Structurally, we will effectively play the precise guiding role of structural monetary policy tools, guide new financing focus to the real economy such as manufacturing, small and medium-sized enterprises, etc., support high-quality economic development, and promote the increase of potential output levels.

  The chief analyst of CITIC Securities’ fixed income clearly believes that a flexible and appropriate monetary policy means that the strength and pace of loosening must be manipulated, and flooding must not be carried out. The growth rate of M2 and social financing must be maintained within a reasonable range. Bank credit must be in line with actual conditions. Matching capital needs to prevent illegal flow of credit funds into the stock market and the property market, resulting in idling of funds.

  Dong Ximiao believes that for some time to come, we must continue to make good use of structural monetary policy tools, resolutely refrain from "overflow irrigation", and strive to achieve "precise drip irrigation", enhance the pertinence and timeliness of monetary policy, and improve accuracy and directness.

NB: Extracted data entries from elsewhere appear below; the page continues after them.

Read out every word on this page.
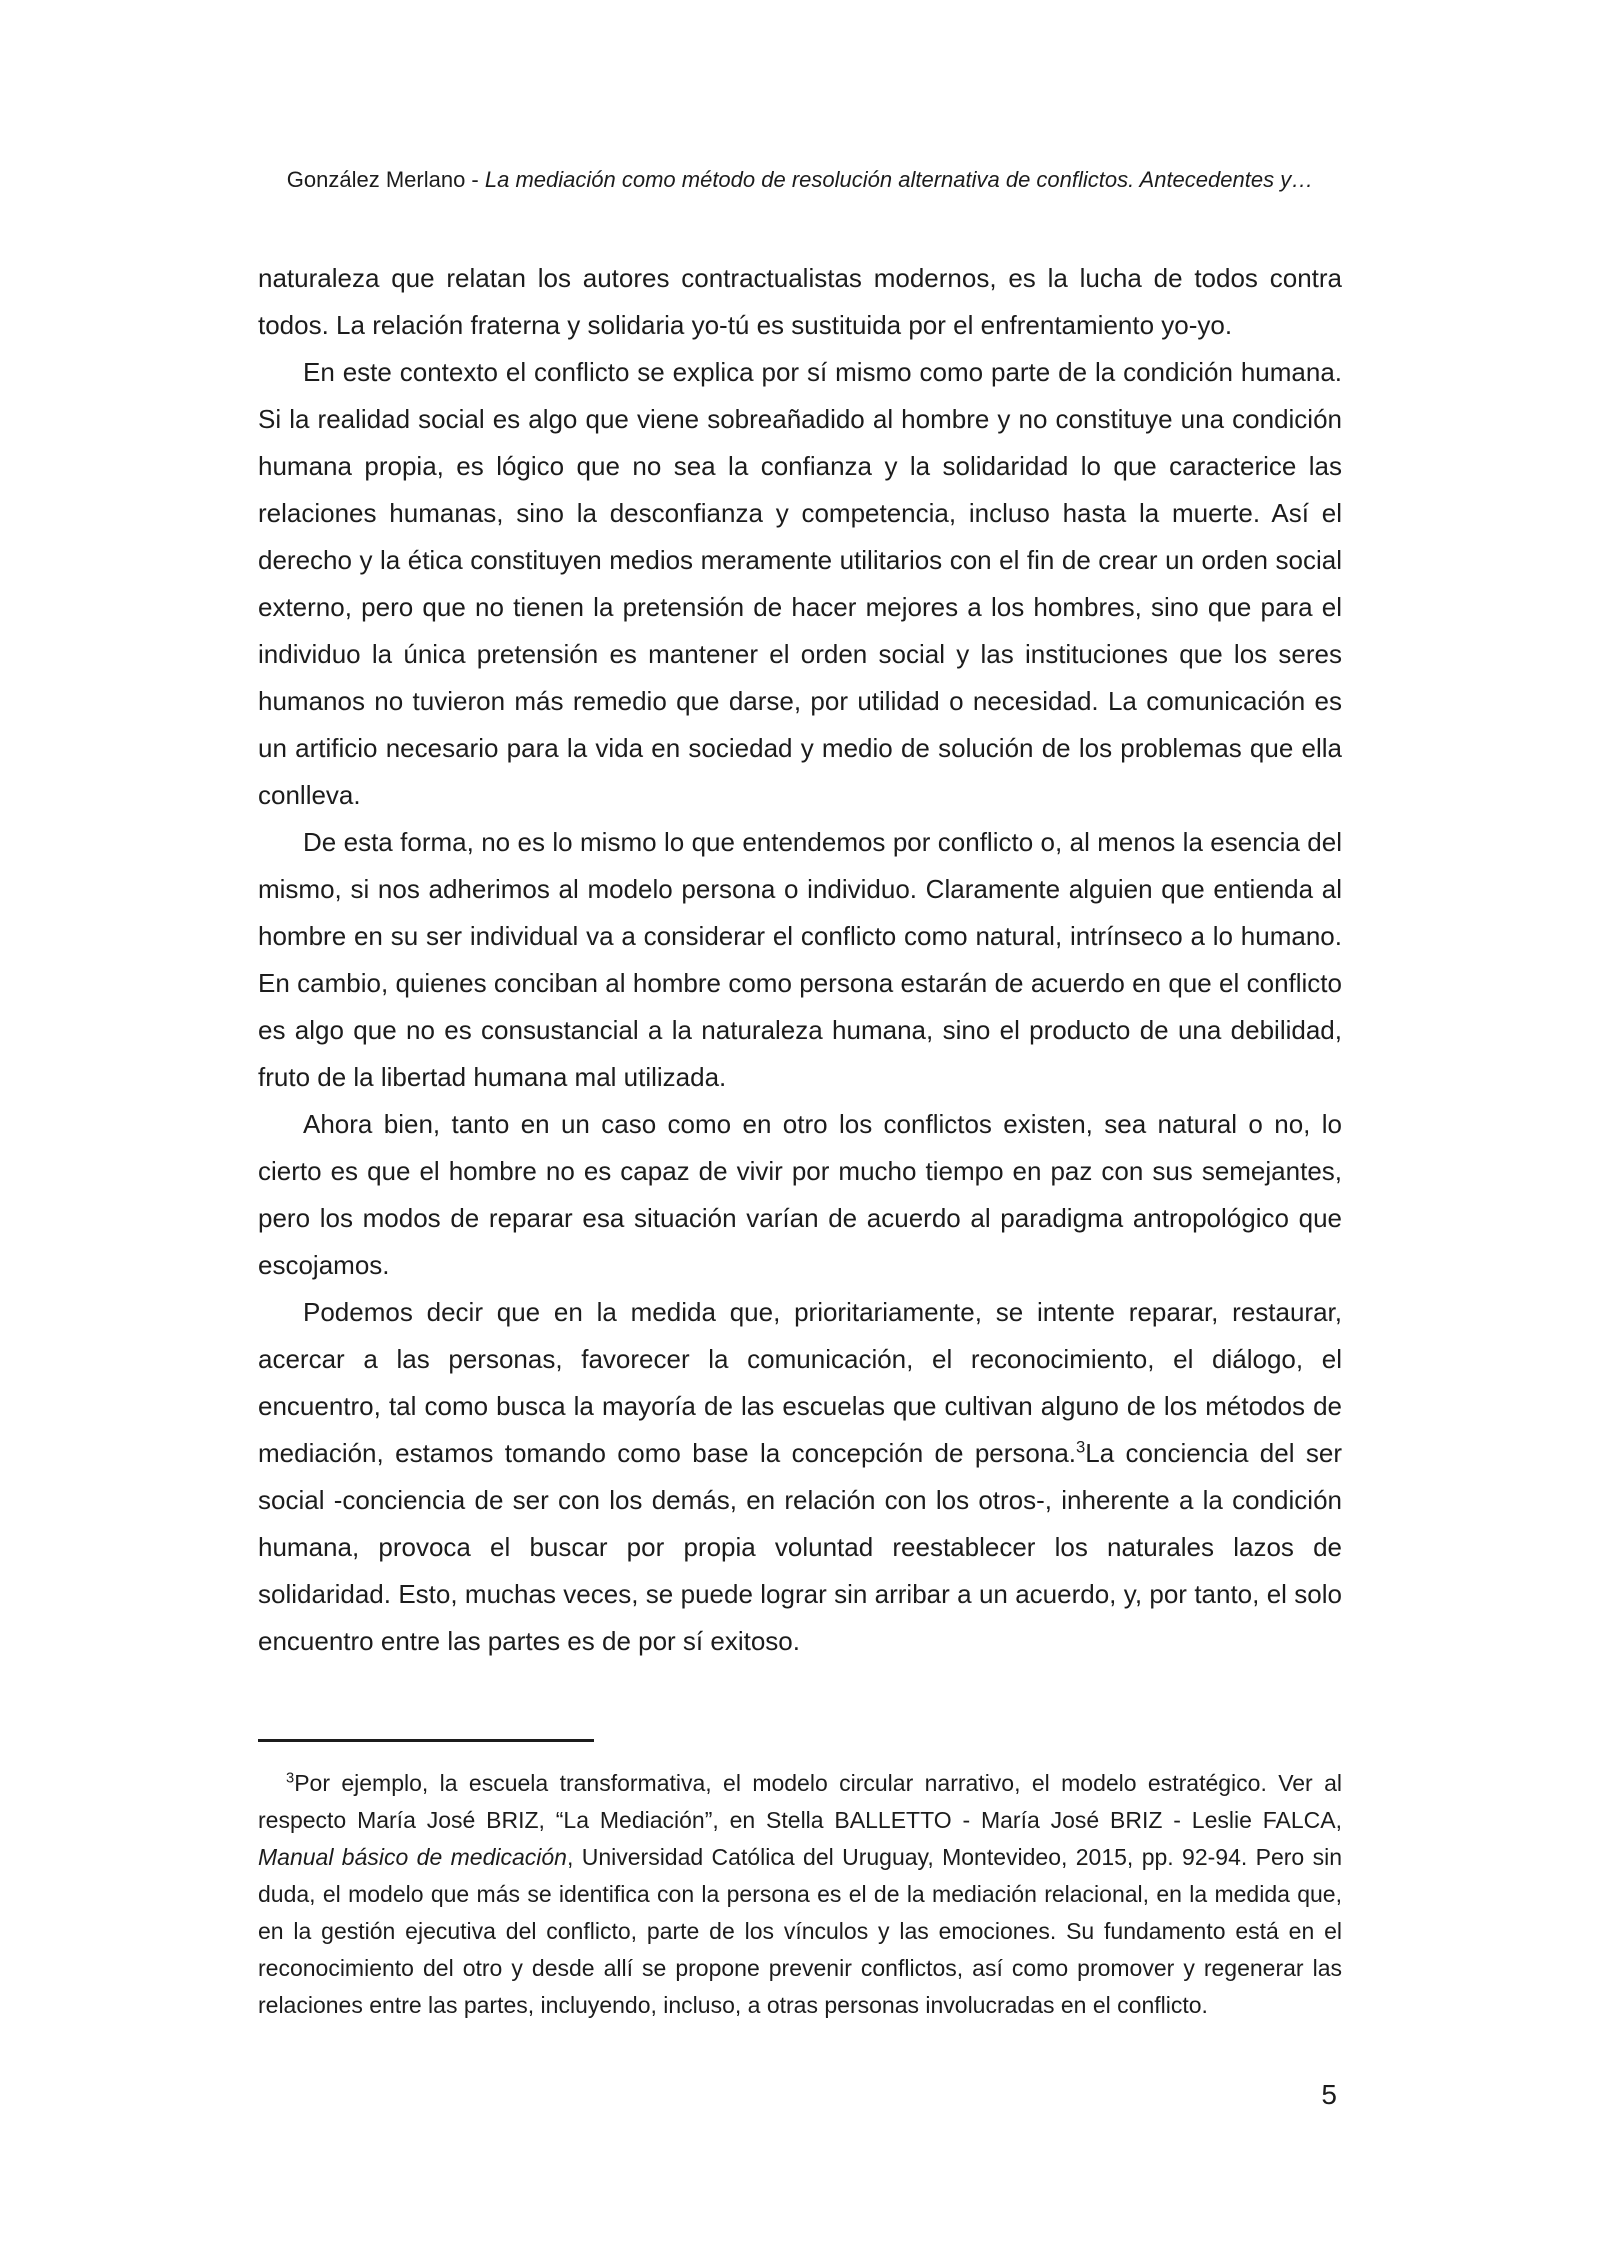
González Merlano - La mediación como método de resolución alternativa de conflictos. Antecedentes y…

naturaleza que relatan los autores contractualistas modernos, es la lucha de todos contra todos. La relación fraterna y solidaria yo-tú es sustituida por el enfrentamiento yo-yo.

En este contexto el conflicto se explica por sí mismo como parte de la condición humana. Si la realidad social es algo que viene sobreañadido al hombre y no constituye una condición humana propia, es lógico que no sea la confianza y la solidaridad lo que caracterice las relaciones humanas, sino la desconfianza y competencia, incluso hasta la muerte. Así el derecho y la ética constituyen medios meramente utilitarios con el fin de crear un orden social externo, pero que no tienen la pretensión de hacer mejores a los hombres, sino que para el individuo la única pretensión es mantener el orden social y las instituciones que los seres humanos no tuvieron más remedio que darse, por utilidad o necesidad. La comunicación es un artificio necesario para la vida en sociedad y medio de solución de los problemas que ella conlleva.

De esta forma, no es lo mismo lo que entendemos por conflicto o, al menos la esencia del mismo, si nos adherimos al modelo persona o individuo. Claramente alguien que entienda al hombre en su ser individual va a considerar el conflicto como natural, intrínseco a lo humano. En cambio, quienes conciban al hombre como persona estarán de acuerdo en que el conflicto es algo que no es consustancial a la naturaleza humana, sino el producto de una debilidad, fruto de la libertad humana mal utilizada.

Ahora bien, tanto en un caso como en otro los conflictos existen, sea natural o no, lo cierto es que el hombre no es capaz de vivir por mucho tiempo en paz con sus semejantes, pero los modos de reparar esa situación varían de acuerdo al paradigma antropológico que escojamos.

Podemos decir que en la medida que, prioritariamente, se intente reparar, restaurar, acercar a las personas, favorecer la comunicación, el reconocimiento, el diálogo, el encuentro, tal como busca la mayoría de las escuelas que cultivan alguno de los métodos de mediación, estamos tomando como base la concepción de persona.$^3$La conciencia del ser social -conciencia de ser con los demás, en relación con los otros-, inherente a la condición humana, provoca el buscar por propia voluntad reestablecer los naturales lazos de solidaridad. Esto, muchas veces, se puede lograr sin arribar a un acuerdo, y, por tanto, el solo encuentro entre las partes es de por sí exitoso.

$^3$Por ejemplo, la escuela transformativa, el modelo circular narrativo, el modelo estratégico. Ver al respecto María José BRIZ, “La Mediación”, en Stella BALLETTO - María José BRIZ - Leslie FALCA, Manual básico de medicación, Universidad Católica del Uruguay, Montevideo, 2015, pp. 92-94. Pero sin duda, el modelo que más se identifica con la persona es el de la mediación relacional, en la medida que, en la gestión ejecutiva del conflicto, parte de los vínculos y las emociones. Su fundamento está en el reconocimiento del otro y desde allí se propone prevenir conflictos, así como promover y regenerar las relaciones entre las partes, incluyendo, incluso, a otras personas involucradas en el conflicto.

5
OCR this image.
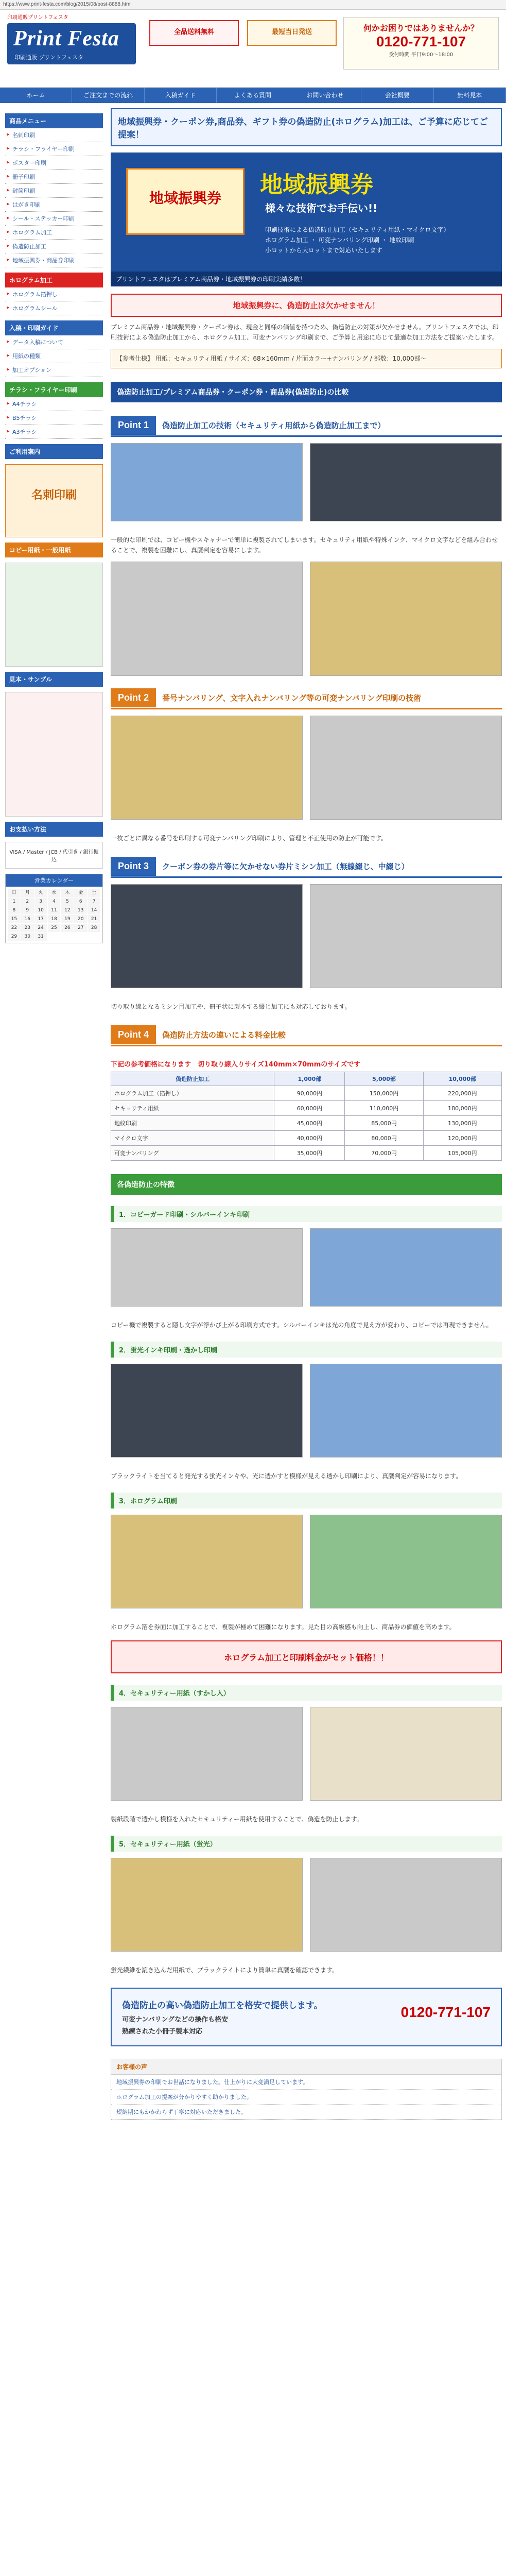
https://www.print-festa.com/blog/2015/08/post-8888.html
印刷通販プリントフェスタ
Print Festa
印刷通販 プリントフェスタ
全品送料無料	最短当日発送	何かお困りではありませんか？
0120-771-107
受付時間 平日9:00～18:00
ホーム	ご注文までの流れ	入稿ガイド	よくある質問	お問い合わせ	会社概要	無料見本
商品メニュー
▸ 名刺印刷
▸ チラシ・フライヤー印刷
▸ ポスター印刷
▸ 冊子印刷
▸ 封筒印刷
▸ はがき印刷
▸ シール・ステッカー印刷
▸ ホログラム加工
▸ 偽造防止加工
▸ 地域振興券・商品券印刷
ホログラム加工
▸ ホログラム箔押し
▸ ホログラムシール
入稿・印刷ガイド
▸ データ入稿について
▸ 用紙の種類
▸ 加工オプション
チラシ・フライヤー印刷
▸ A4チラシ
▸ B5チラシ
▸ A3チラシ
ご利用案内
名刺印刷
コピー用紙・一般用紙
見本・サンプル
お支払い方法
VISA / Master / JCB / 代引き / 銀行振込
営業カレンダー
日	月	火	水	木	金	土
1	2	3	4	5	6	7
8	9	10	11	12	13	14
15	16	17	18	19	20	21
22	23	24	25	26	27	28
29	30	31
地域振興券・クーポン券,商品券、ギフト券の偽造防止(ホログラム)加工は、ご予算に応じてご提案！
地域振興券
地域振興券
様々な技術でお手伝い!!
印刷技術による偽造防止加工（セキュリティ用紙・マイクロ文字）
ホログラム加工 ・ 可変ナンバリング印刷 ・ 地紋印刷
小ロットから大ロットまで対応いたします
プリントフェスタはプレミアム商品券・地域振興券の印刷実績多数！
地域振興券に、偽造防止は欠かせません！
プレミアム商品券・地域振興券・クーポン券は、現金と同様の価値を持つため、偽造防止の対策が欠かせません。プリントフェスタでは、印刷技術による偽造防止加工から、ホログラム加工、可変ナンバリング印刷まで、ご予算と用途に応じて最適な加工方法をご提案いたします。
【参考仕様】 用紙：セキュリティ用紙 / サイズ：68×160mm / 片面カラー+ナンバリング / 部数：10,000部〜
偽造防止加工/プレミアム商品券・クーポン券・商品券(偽造防止)の比較
Point 1	偽造防止加工の技術（セキュリティ用紙から偽造防止加工まで）
一般的な印刷では、コピー機やスキャナーで簡単に複製されてしまいます。セキュリティ用紙や特殊インク、マイクロ文字などを組み合わせることで、複製を困難にし、真贋判定を容易にします。
Point 2	番号ナンバリング、文字入れナンバリング等の可変ナンバリング印刷の技術
一枚ごとに異なる番号を印刷する可変ナンバリング印刷により、管理と不正使用の防止が可能です。
Point 3	クーポン券の券片等に欠かせない券片ミシン加工（無線綴じ、中綴じ）
切り取り線となるミシン目加工や、冊子状に製本する綴じ加工にも対応しております。
Point 4	偽造防止方法の違いによる料金比較
下記の参考価格になります　切り取り線入りサイズ140mm×70mmのサイズです
偽造防止加工	1,000部	5,000部	10,000部
ホログラム加工（箔押し）	90,000円	150,000円	220,000円
セキュリティ用紙	60,000円	110,000円	180,000円
地紋印刷	45,000円	85,000円	130,000円
マイクロ文字	40,000円	80,000円	120,000円
可変ナンバリング	35,000円	70,000円	105,000円
各偽造防止の特徴
1．コピーガード印刷・シルバーインキ印刷
コピー機で複製すると隠し文字が浮かび上がる印刷方式です。シルバーインキは光の角度で見え方が変わり、コピーでは再現できません。
2．蛍光インキ印刷・透かし印刷
ブラックライトを当てると発光する蛍光インキや、光に透かすと模様が見える透かし印刷により、真贋判定が容易になります。
3．ホログラム印刷
ホログラム箔を券面に加工することで、複製が極めて困難になります。見た目の高級感も向上し、商品券の価値を高めます。
ホログラム加工と印刷料金がセット価格！！
4．セキュリティー用紙（すかし入）
製紙段階で透かし模様を入れたセキュリティー用紙を使用することで、偽造を防止します。
5．セキュリティー用紙（蛍光）
蛍光繊維を漉き込んだ用紙で、ブラックライトにより簡単に真贋を確認できます。
偽造防止の高い偽造防止加工を格安で提供します。
可変ナンバリングなどの操作も格安
熟練された小冊子製本対応
0120-771-107
お客様の声
地域振興券の印刷でお世話になりました。仕上がりに大変満足しています。
ホログラム加工の提案が分かりやすく助かりました。
短納期にもかかわらず丁寧に対応いただきました。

Accelerate the implementation of various policies and measures to support small and micro enterprises and manufacturing in the early stage, improve the efficiency of monetary policy transmission on the basis of marketization and rule of law, and ensure that the manufacturing, small and micro enterprises and other key areas and weak links have a significant increase in financing , The first loan rate and renewal rate increased significantly.

  The "Report on China's Monetary Policy Implementation in the Second Quarter of 2020" released by the Central Bank in August proposed that monetary and credit policies should be used to promote economic structural adjustment and better serve the real economy.

Further improve the "three-tier and two-optimized" deposit reserve framework, and establish and improve a long-term mechanism for banks to increase loans to small and micro enterprises.